Pesticide Action Network International (PAN) is a network of non governmental organisations, institutions and individuals in over 90 countries working to replace the use of hazardous pesticides with ecologically sound and socially just alternatives. It is organised with five independent, collaborating Regional Centers that implement its projects and campaigns around the world.
Client Earth (UK) and the network 'Justice and environment' is a network of 13 organisations throughout Europe working on a project for 'access to justice for a greener Europe' which focuses on raising awareness about the legal possibilities available for citizens and NGOs to help protect the environment through access to justice.
The Access Initiative (TAI) is a network of organisations working to create a world where all people are able to meaningfully exercise rights to information, public participation and justice in decisions affecting the environment.
Basel Action Network (BAN) is a campaigning organization dedicated to ending toxic waste trade.
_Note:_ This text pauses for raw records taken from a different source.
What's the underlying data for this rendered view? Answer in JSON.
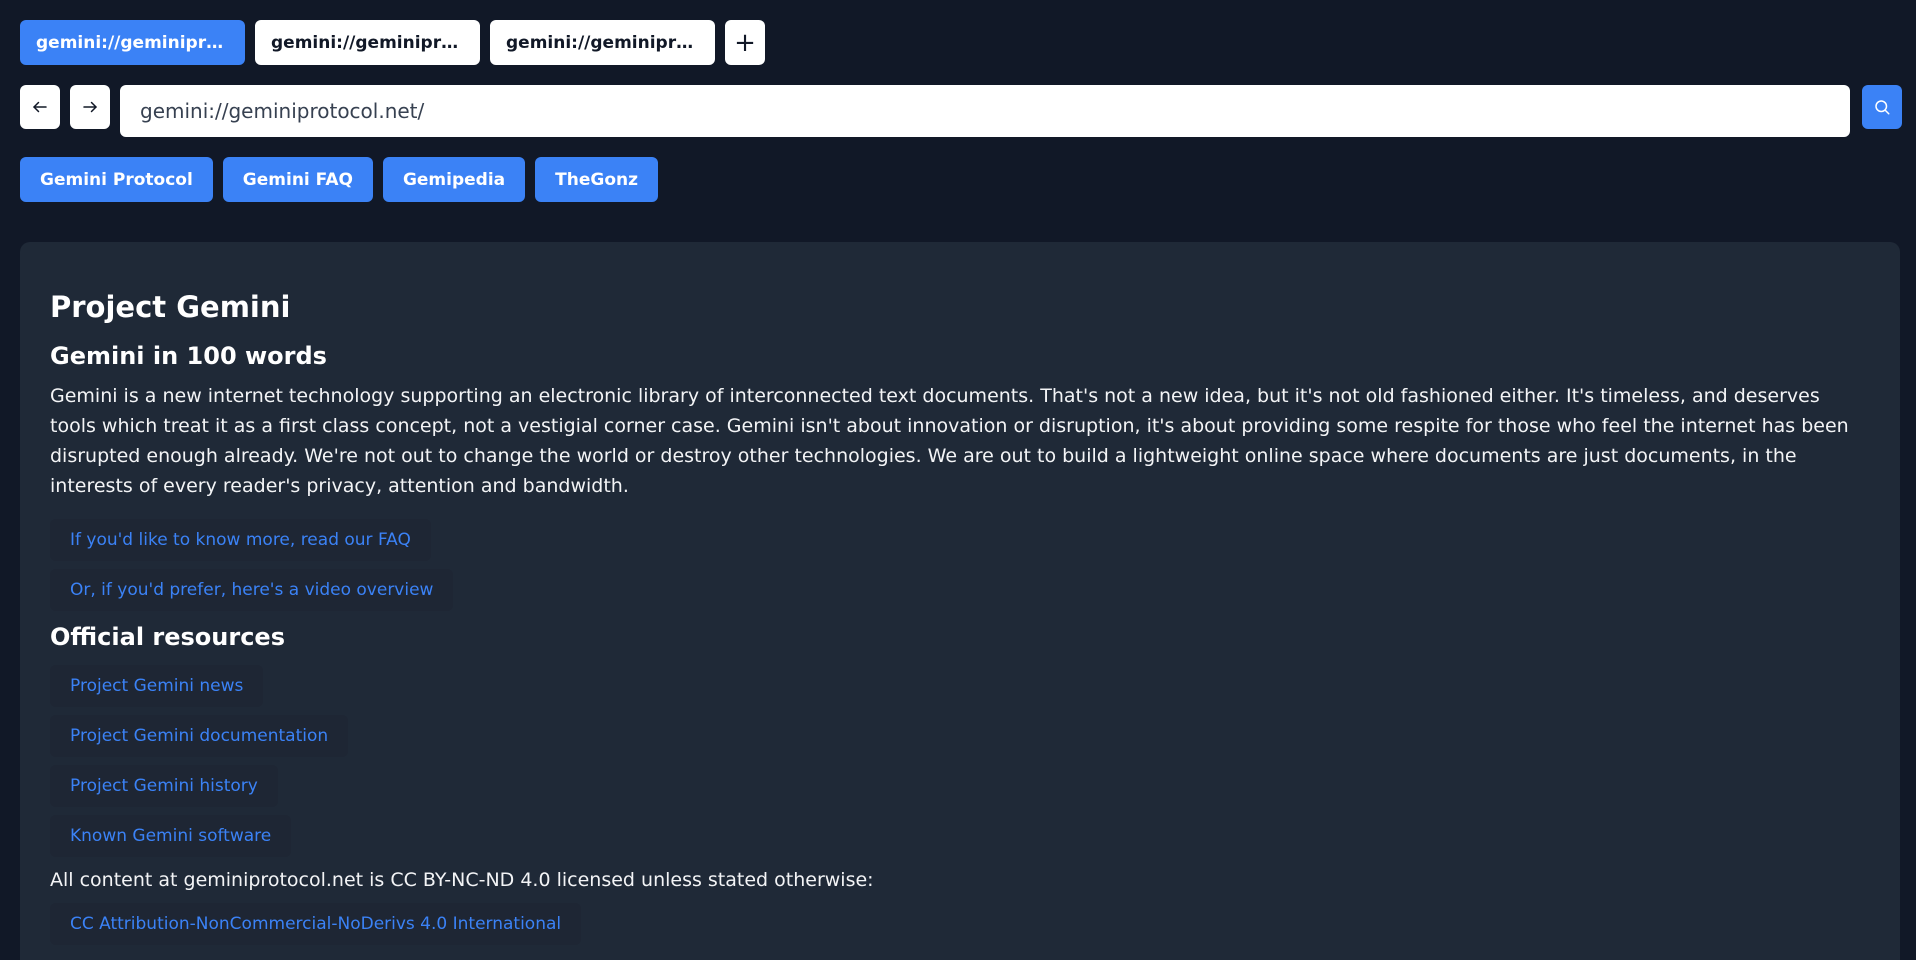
{
  "tabs": [
    {
      "label": "gemini://geminiprotocol.net/",
      "active": true
    },
    {
      "label": "gemini://geminiprotocol.net/",
      "active": false
    },
    {
      "label": "gemini://geminiprotocol.net/",
      "active": false
    }
  ],
  "tab_add_label": "+",
  "nav": {
    "back_glyph": "←",
    "forward_glyph": "→",
    "url_value": "gemini://geminiprotocol.net/"
  },
  "bookmarks": [
    "Gemini Protocol",
    "Gemini FAQ",
    "Gemipedia",
    "TheGonz"
  ],
  "page": {
    "title": "Project Gemini",
    "section1_heading": "Gemini in 100 words",
    "section1_paragraph": "Gemini is a new internet technology supporting an electronic library of interconnected text documents. That's not a new idea, but it's not old fashioned either. It's timeless, and deserves tools which treat it as a first class concept, not a vestigial corner case. Gemini isn't about innovation or disruption, it's about providing some respite for those who feel the internet has been disrupted enough already. We're not out to change the world or destroy other technologies. We are out to build a lightweight online space where documents are just documents, in the interests of every reader's privacy, attention and bandwidth.",
    "section1_links": [
      "If you'd like to know more, read our FAQ",
      "Or, if you'd prefer, here's a video overview"
    ],
    "section2_heading": "Official resources",
    "section2_links": [
      "Project Gemini news",
      "Project Gemini documentation",
      "Project Gemini history",
      "Known Gemini software"
    ],
    "license_text": "All content at geminiprotocol.net is CC BY-NC-ND 4.0 licensed unless stated otherwise:",
    "license_link": "CC Attribution-NonCommercial-NoDerivs 4.0 International"
  },
  "colors": {
    "background": "#111827",
    "panel": "#1f2937",
    "accent": "#3b82f6"
  },
  "icons": {
    "back": "arrow-left-icon",
    "forward": "arrow-right-icon",
    "search": "search-icon",
    "add": "plus-icon"
  }
}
They work to champion global environmental health and justice by ending toxic trade, catalyzing a toxics-free future, and campaigning for everyone’s right to a clean environment.
Women in Europe for a common future (WECF) is an international network of women’s and civil society organisations advocating for non-chemical alternatives worldwide, based on three principles: polluter pays, reversal of the burden of proof and the precautionary principle. WECF focusses in particular on the indoor environment of babies and children and engage parents, caregivers, medical personnel and decision makers in raising awareness of threats and creating safe environments, especially with reference to hazardous chemicals. One of their project is the Safe Toys coalition aiming at protecting children’s health by striving for a world free of toxic and unsafe toys.